Though we did cross the Pulaski Bridge we decided not to count it as one of the bridges in our “challenge”.  Why?  Because, to us, “Four Bridge Challenge” has a better ring than “Five Bridge Challenge”.  It also can create debate over the real reason it wasn’t included.  Is it because it crosses a Superfund site?   In the end, it’s because we don’t think anybody gives a shit about the Pulaski Bridge.  We did stop and thank those who were taking the Midtown tunnel for their contributions, via toll, to the MTA (and, through surplus revenue, MTA-operated public transit):

Thank you, drivers, for contributing to public transportation funds!

Thank you, drivers, for contributing to public transportation funds!

Onward and upwards we continued through Long Island City as we made haste to the 59th Street Bridge (also conveniently named Ed Koch Queensboro Bridge, formerly just the Queensboro Bridge).  The last bridge of the hike!


From the 59th Street Bridge, heading towards Manhattan, with the Roosevelt Island Tramway to the side.

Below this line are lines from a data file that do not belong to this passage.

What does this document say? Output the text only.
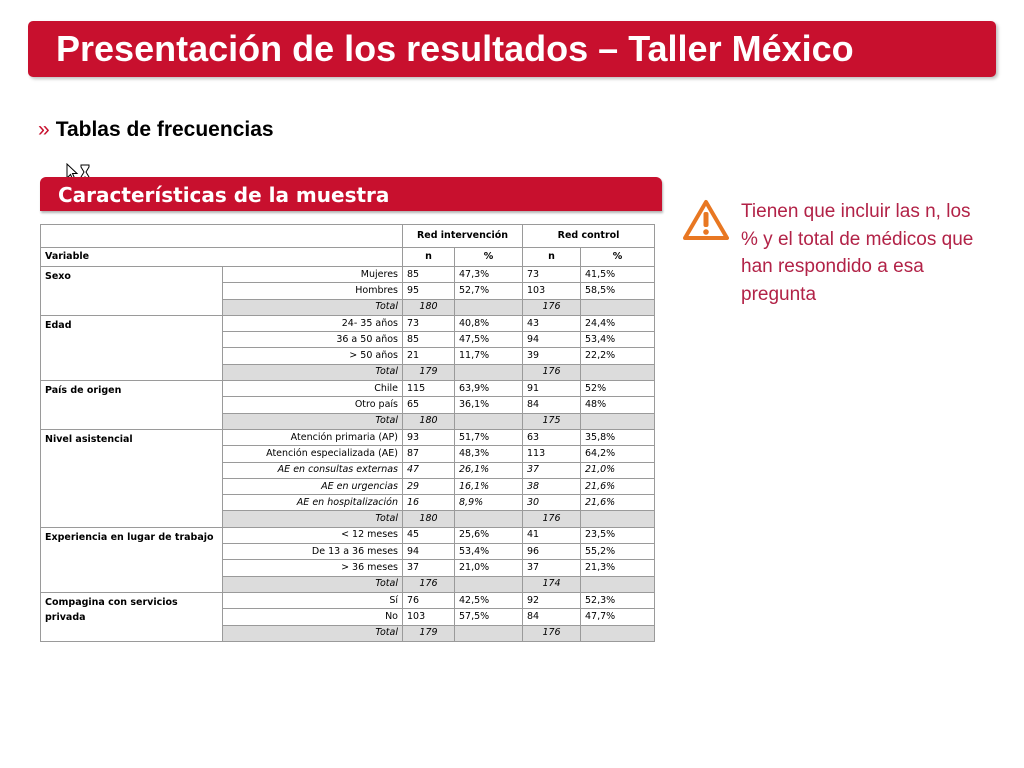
Presentación de los resultados – Taller México
» Tablas de frecuencias
Características de la muestra
		Red intervención		Red control	
Variable		n	%	n	%
Sexo	Mujeres	85	47,3%	73	41,5%
	Hombres	95	52,7%	103	58,5%
	Total	180		176	
Edad	24- 35 años	73	40,8%	43	24,4%
	36 a 50 años	85	47,5%	94	53,4%
	> 50 años	21	11,7%	39	22,2%
	Total	179		176	
País de origen	Chile	115	63,9%	91	52%
	Otro país	65	36,1%	84	48%
	Total	180		175	
Nivel asistencial	Atención primaria (AP)	93	51,7%	63	35,8%
	Atención especializada (AE)	87	48,3%	113	64,2%
	AE en consultas externas	47	26,1%	37	21,0%
	AE en urgencias	29	16,1%	38	21,6%
	AE en hospitalización	16	8,9%	30	21,6%
	Total	180		176	
Experiencia en lugar de trabajo	< 12 meses	45	25,6%	41	23,5%
	De 13 a 36 meses	94	53,4%	96	55,2%
	> 36 meses	37	21,0%	37	21,3%
	Total	176		174	
Compagina con servicios privada	Sí	76	42,5%	92	52,3%
	No	103	57,5%	84	47,7%
	Total	179		176	
Tienen que incluir las n, los % y el total de médicos que han respondido a esa pregunta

The walk across went as well as we could’ve hoped.  Upon crossing over Roosevelt Island, one is treated to a view of its aerial tramway just off to the side.  The tram is not a part of this hike – taking the tram will void a ratpagger’s fulfillment of this hike, or pilgrimage, as we’ll now properly refer to it.

Meander down the bridge and onto First Avenue as you make your way to the final destination of the pilgrimage, the arbitrarily-chosen Ahana, featuring happy hour sushi amongst Chinese, Thai, and other Japanese choices.

You have now completed your journey and are one step closer to full initiation as a Level 6 (bronze) ratpagger.  Congratulations!  It’s up to you to find your way home.